Many analysts had believed the worst of the pressure on Watts had passed, and few had expected him to go before his scheduled retirement date in June 2005. Some had seen Van de Vijver as his successor, rather than a likely fellow casualty.

 

Shares in the group closed up by between one and two percent. They tumbled in the aftermath of Shell's 20 percent cut to its proved reserves on January 9 which knocked the 170 year-old firm's reserve life back from about 14 years to 11.

 

Jeroen van der Veer is to take over Watts's role as Chairman of the Committee of Managing Directors, while gas and power chief Malcolm Brinded takes over from Van der Vijver. Chief Financial Officer Judy Boynton, who has also drawn some investor criticism, stays in place.

 

Brinded, a Royal Dutch executive, will swap to the Shell Transport board to even up representation on the all-powerful, but now smaller, Committee of Managing Directors, to two from each holding company.

 

Golf enthusiast Van der Veer is a mechanical engineer and economist by training.
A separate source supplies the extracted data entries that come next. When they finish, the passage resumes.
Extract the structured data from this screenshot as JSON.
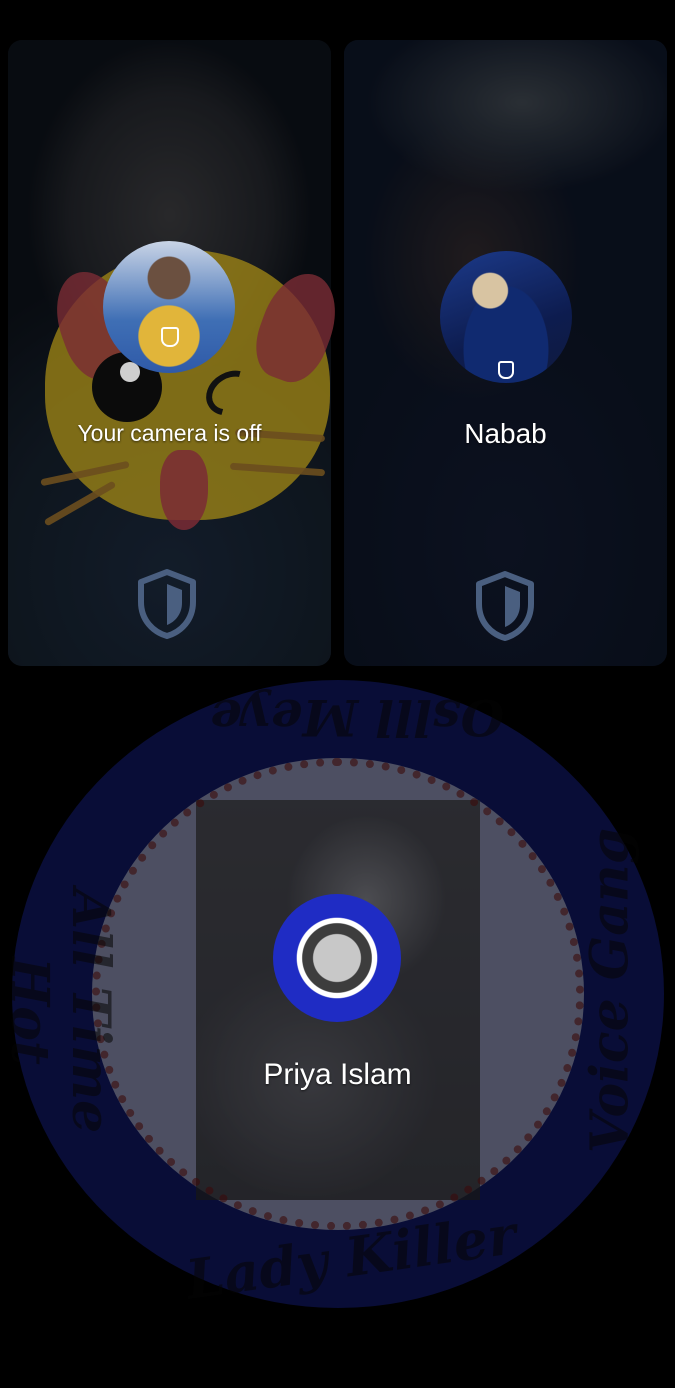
{
  "participants": [
    {
      "id": "self",
      "label": "Your camera is off",
      "avatar_icon": "cat-sticker-avatar",
      "verified_icon": "shield-icon"
    },
    {
      "id": "nabab",
      "label": "Nabab",
      "avatar_icon": "profile-photo-avatar",
      "verified_icon": "shield-icon"
    },
    {
      "id": "priya",
      "label": "Priya Islam",
      "avatar_icon": "emblem-avatar",
      "emblem_text": {
        "top": "Oslll Meye",
        "left": "All Time Hot",
        "right": "Voice Gang",
        "bottom": "Lady Killer"
      }
    }
  ],
  "colors": {
    "background": "#000000",
    "label": "#ffffff",
    "emblem_blue": "#1e2aa6",
    "shield_outline": "#4a5f80"
  }
}
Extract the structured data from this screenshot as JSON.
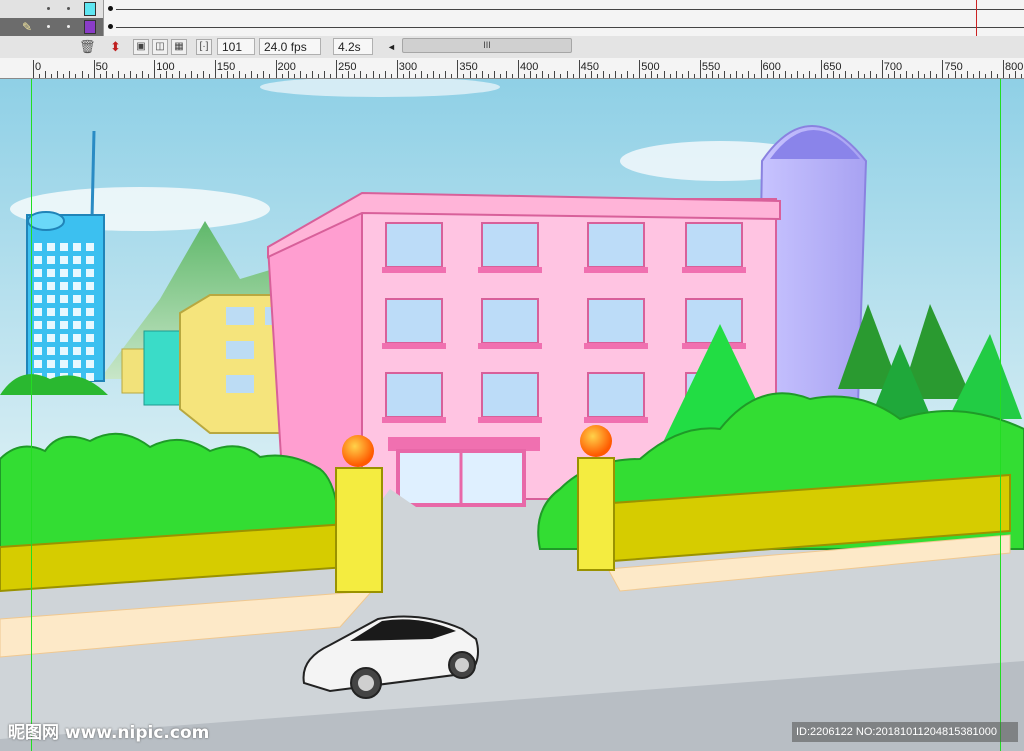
{
  "timeline": {
    "layers": [
      {
        "id": "layer-1",
        "color": "#5ee6f2"
      },
      {
        "id": "layer-2",
        "color": "#8a3cc8"
      }
    ]
  },
  "statusbar": {
    "current_frame": "101",
    "frame_rate": "24.0 fps",
    "elapsed_time": "4.2s",
    "scroll_arrow": "◄",
    "scroll_grip": "III"
  },
  "ruler": {
    "labels": [
      "0",
      "50",
      "100",
      "150",
      "200",
      "250",
      "300",
      "350",
      "400",
      "450",
      "500",
      "550",
      "600",
      "650",
      "700",
      "750",
      "800"
    ]
  },
  "stage": {
    "scene": "cartoon-school-with-car",
    "colors": {
      "sky": "#9ed6e8",
      "building": "#ffb8d8",
      "grass": "#33dd33",
      "wall": "#d6cc00",
      "road": "#cfd4d8"
    }
  },
  "watermark": {
    "left": "昵图网 www.nipic.com",
    "right": "ID:2206122 NO:20181011204815381000"
  }
}
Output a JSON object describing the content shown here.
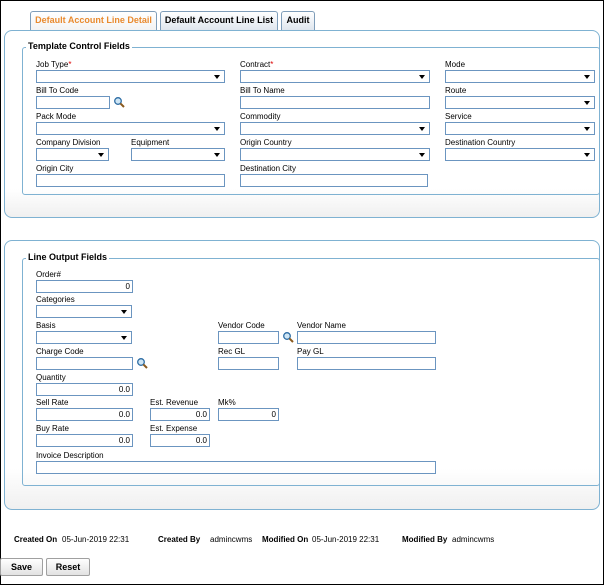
{
  "tabs": [
    "Default Account Line Detail",
    "Default Account Line List",
    "Audit"
  ],
  "template": {
    "legend": "Template Control Fields",
    "job_type": "Job Type",
    "contract": "Contract",
    "mode": "Mode",
    "bill_to_code": "Bill To Code",
    "bill_to_name": "Bill To Name",
    "route": "Route",
    "pack_mode": "Pack Mode",
    "commodity": "Commodity",
    "service": "Service",
    "company_division": "Company Division",
    "equipment": "Equipment",
    "origin_country": "Origin Country",
    "destination_country": "Destination Country",
    "origin_city": "Origin City",
    "destination_city": "Destination City",
    "required_mark": "*"
  },
  "output": {
    "legend": "Line Output Fields",
    "order": "Order#",
    "order_value": "0",
    "categories": "Categories",
    "basis": "Basis",
    "vendor_code": "Vendor Code",
    "vendor_name": "Vendor Name",
    "charge_code": "Charge Code",
    "rec_gl": "Rec GL",
    "pay_gl": "Pay GL",
    "quantity": "Quantity",
    "quantity_value": "0.0",
    "sell_rate": "Sell Rate",
    "sell_rate_value": "0.0",
    "est_revenue": "Est. Revenue",
    "est_revenue_value": "0.0",
    "mk_pct": "Mk%",
    "mk_pct_value": "0",
    "buy_rate": "Buy Rate",
    "buy_rate_value": "0.0",
    "est_expense": "Est. Expense",
    "est_expense_value": "0.0",
    "invoice_description": "Invoice Description"
  },
  "footer": {
    "created_on_label": "Created On",
    "created_on": "05-Jun-2019 22:31",
    "created_by_label": "Created By",
    "created_by": "admincwms",
    "modified_on_label": "Modified On",
    "modified_on": "05-Jun-2019 22:31",
    "modified_by_label": "Modified By",
    "modified_by": "admincwms"
  },
  "buttons": {
    "save": "Save",
    "reset": "Reset"
  },
  "icons": {
    "lookup": "magnifier-icon"
  },
  "colors": {
    "active_tab": "#e98a2e",
    "border": "#7fb2d2",
    "required": "#dd0000"
  }
}
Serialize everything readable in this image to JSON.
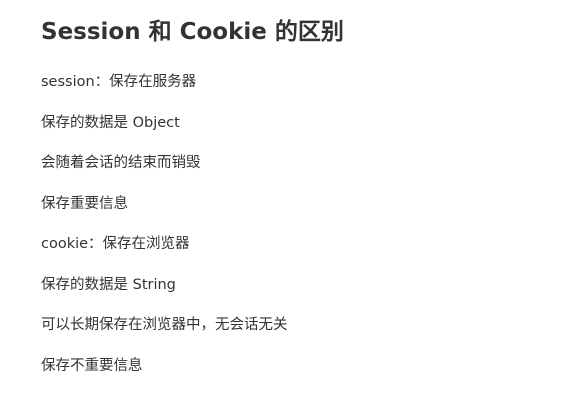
{
  "document": {
    "title": "Session 和 Cookie 的区别",
    "lines": [
      "session：保存在服务器",
      "保存的数据是 Object",
      "会随着会话的结束而销毁",
      "保存重要信息",
      "cookie：保存在浏览器",
      "保存的数据是 String",
      "可以长期保存在浏览器中，无会话无关",
      "保存不重要信息"
    ]
  },
  "colors": {
    "text": "#333333",
    "background": "#ffffff"
  }
}
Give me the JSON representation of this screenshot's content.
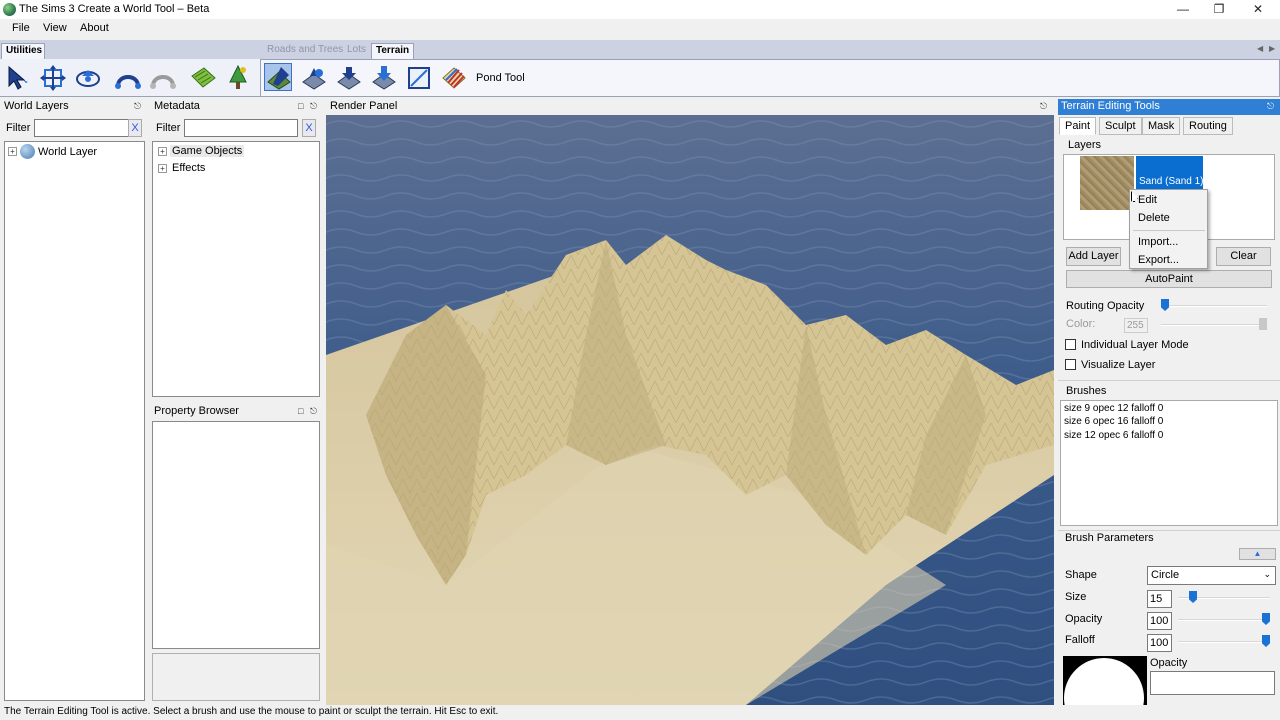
{
  "window": {
    "title": "The Sims 3 Create a World Tool – Beta",
    "controls": [
      "—",
      "❐",
      "✕"
    ]
  },
  "menu": [
    "File",
    "View",
    "About"
  ],
  "tabs": {
    "left": "Utilities",
    "middle": [
      "Roads and Trees",
      "Lots",
      "Terrain"
    ]
  },
  "toolbar": {
    "active_tool_label": "Pond Tool",
    "tools": [
      "select-icon",
      "move-icon",
      "rotate-icon",
      "road-icon",
      "road-grey-icon",
      "lot-icon",
      "tree-icon",
      "terrain-paint-icon",
      "terrain-raise-icon",
      "terrain-flatten-icon",
      "terrain-lower-icon",
      "terrain-bounds-icon",
      "terrain-layers-icon"
    ]
  },
  "world_layers": {
    "title": "World Layers",
    "filter_label": "Filter",
    "filter_x": "X",
    "items": [
      "World Layer"
    ]
  },
  "metadata": {
    "title": "Metadata",
    "filter_label": "Filter",
    "filter_x": "X",
    "items": [
      "Game Objects",
      "Effects"
    ]
  },
  "property_browser": {
    "title": "Property Browser"
  },
  "render_panel": {
    "title": "Render Panel"
  },
  "terrain_tools": {
    "title": "Terrain Editing Tools",
    "tabs": [
      "Paint",
      "Sculpt",
      "Mask",
      "Routing"
    ],
    "layers_label": "Layers",
    "selected_layer": "Sand (Sand 1)",
    "add_layer": "Add Layer",
    "clear": "Clear",
    "autopaint": "AutoPaint",
    "routing_opacity_label": "Routing Opacity",
    "routing_opacity": 0.0,
    "color_label": "Color:",
    "color_value": "255",
    "individual_layer_mode": "Individual Layer Mode",
    "visualize_layer": "Visualize Layer",
    "brushes_label": "Brushes",
    "brushes": [
      "size 9  opec 12  falloff 0",
      "size 6  opec 16  falloff 0",
      "size 12  opec 6  falloff 0"
    ],
    "brush_params_label": "Brush Parameters",
    "shape_label": "Shape",
    "shape_value": "Circle",
    "size_label": "Size",
    "size_value": "15",
    "opacity_label": "Opacity",
    "opacity_value": "100",
    "falloff_label": "Falloff",
    "falloff_value": "100",
    "preview_opacity_label": "Opacity"
  },
  "context_menu": {
    "items": [
      "Edit",
      "Delete",
      "Import...",
      "Export..."
    ]
  },
  "status": "The Terrain Editing Tool is active. Select a brush and use the mouse to paint or sculpt the terrain. Hit Esc to exit.",
  "colors": {
    "accent": "#2f7fd4",
    "water": "#35527f",
    "sand": "#d8c79a"
  }
}
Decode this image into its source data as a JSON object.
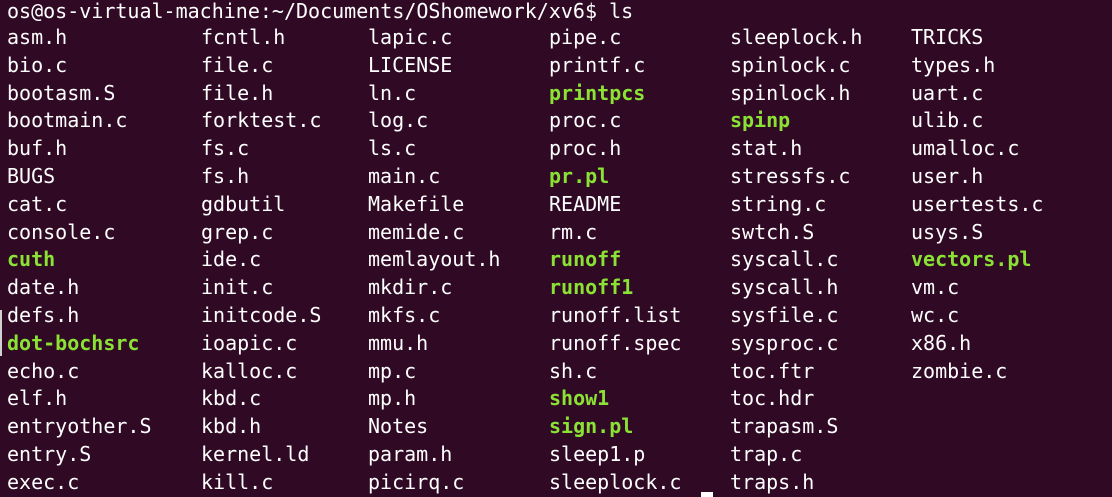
{
  "terminal": {
    "prompt": "os@os-virtual-machine:~/Documents/OShomework/xv6$",
    "command": "ls",
    "colors": {
      "background": "#300a24",
      "foreground": "#ffffff",
      "executable": "#8ae234"
    },
    "ls_columns": [
      [
        {
          "name": "asm.h"
        },
        {
          "name": "bio.c"
        },
        {
          "name": "bootasm.S"
        },
        {
          "name": "bootmain.c"
        },
        {
          "name": "buf.h"
        },
        {
          "name": "BUGS"
        },
        {
          "name": "cat.c"
        },
        {
          "name": "console.c"
        },
        {
          "name": "cuth",
          "exec": true
        },
        {
          "name": "date.h"
        },
        {
          "name": "defs.h"
        },
        {
          "name": "dot-bochsrc",
          "exec": true
        },
        {
          "name": "echo.c"
        },
        {
          "name": "elf.h"
        },
        {
          "name": "entryother.S"
        },
        {
          "name": "entry.S"
        },
        {
          "name": "exec.c"
        }
      ],
      [
        {
          "name": "fcntl.h"
        },
        {
          "name": "file.c"
        },
        {
          "name": "file.h"
        },
        {
          "name": "forktest.c"
        },
        {
          "name": "fs.c"
        },
        {
          "name": "fs.h"
        },
        {
          "name": "gdbutil"
        },
        {
          "name": "grep.c"
        },
        {
          "name": "ide.c"
        },
        {
          "name": "init.c"
        },
        {
          "name": "initcode.S"
        },
        {
          "name": "ioapic.c"
        },
        {
          "name": "kalloc.c"
        },
        {
          "name": "kbd.c"
        },
        {
          "name": "kbd.h"
        },
        {
          "name": "kernel.ld"
        },
        {
          "name": "kill.c"
        }
      ],
      [
        {
          "name": "lapic.c"
        },
        {
          "name": "LICENSE"
        },
        {
          "name": "ln.c"
        },
        {
          "name": "log.c"
        },
        {
          "name": "ls.c"
        },
        {
          "name": "main.c"
        },
        {
          "name": "Makefile"
        },
        {
          "name": "memide.c"
        },
        {
          "name": "memlayout.h"
        },
        {
          "name": "mkdir.c"
        },
        {
          "name": "mkfs.c"
        },
        {
          "name": "mmu.h"
        },
        {
          "name": "mp.c"
        },
        {
          "name": "mp.h"
        },
        {
          "name": "Notes"
        },
        {
          "name": "param.h"
        },
        {
          "name": "picirq.c"
        }
      ],
      [
        {
          "name": "pipe.c"
        },
        {
          "name": "printf.c"
        },
        {
          "name": "printpcs",
          "exec": true
        },
        {
          "name": "proc.c"
        },
        {
          "name": "proc.h"
        },
        {
          "name": "pr.pl",
          "exec": true
        },
        {
          "name": "README"
        },
        {
          "name": "rm.c"
        },
        {
          "name": "runoff",
          "exec": true
        },
        {
          "name": "runoff1",
          "exec": true
        },
        {
          "name": "runoff.list"
        },
        {
          "name": "runoff.spec"
        },
        {
          "name": "sh.c"
        },
        {
          "name": "show1",
          "exec": true
        },
        {
          "name": "sign.pl",
          "exec": true
        },
        {
          "name": "sleep1.p"
        },
        {
          "name": "sleeplock.c"
        }
      ],
      [
        {
          "name": "sleeplock.h"
        },
        {
          "name": "spinlock.c"
        },
        {
          "name": "spinlock.h"
        },
        {
          "name": "spinp",
          "exec": true
        },
        {
          "name": "stat.h"
        },
        {
          "name": "stressfs.c"
        },
        {
          "name": "string.c"
        },
        {
          "name": "swtch.S"
        },
        {
          "name": "syscall.c"
        },
        {
          "name": "syscall.h"
        },
        {
          "name": "sysfile.c"
        },
        {
          "name": "sysproc.c"
        },
        {
          "name": "toc.ftr"
        },
        {
          "name": "toc.hdr"
        },
        {
          "name": "trapasm.S"
        },
        {
          "name": "trap.c"
        },
        {
          "name": "traps.h"
        }
      ],
      [
        {
          "name": "TRICKS"
        },
        {
          "name": "types.h"
        },
        {
          "name": "uart.c"
        },
        {
          "name": "ulib.c"
        },
        {
          "name": "umalloc.c"
        },
        {
          "name": "user.h"
        },
        {
          "name": "usertests.c"
        },
        {
          "name": "usys.S"
        },
        {
          "name": "vectors.pl",
          "exec": true
        },
        {
          "name": "vm.c"
        },
        {
          "name": "wc.c"
        },
        {
          "name": "x86.h"
        },
        {
          "name": "zombie.c"
        }
      ]
    ]
  }
}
Colleagues say the bespectacled 56 year-old makes up for a low-profile personality with a reputation as a safe pair of hands.

 

MISTAKE

 

Watts was in charge of the oil and gas division from 1996 until he took over as chairman in 2001, covering the bulk of the period in which Shell's over-optimistic reserves bookings were made. Van de Vijver had been his successor at the division.

 

One of the fields that Shell booked as proven in 1997 but which is now off its proven books is the Gorgon gas field offshore Australia. At the results news conference in February, the two men referred to its booking, and the failure to unbook it in subsequent years, as an "embarrassing mistake."

 

As well as further highlighting the need to heed shareholders, the crisis has also prompted calls for changes to Shell's unwieldy corporate and management structure.

 

"It adds another element to the growing concept of shareholder empowerment and potentially opens up a much greater reward in terms of a restructuring of the corporate structure at Shell," Steve Russell, head of research at Ruffer Investment Management, said.

 

Analysts said they were still waiting to see if there was more bad news on the horizon. They may not have to wait long.

 

On February 19, the U.S. Securities and Exchange Commission (SEC) cranked up the pressure on the world's third-largest oil company with the launch of a formal probe into the cut.

 

Formal status gives SEC investigators the power to subpoena evidence and witnesses. That evidence could be used in court if the SEC later files a lawsuit.

 

Ratings agencies Standard & Poor's and Moody's have also said they may downgrade the company's treasured top-rated debt.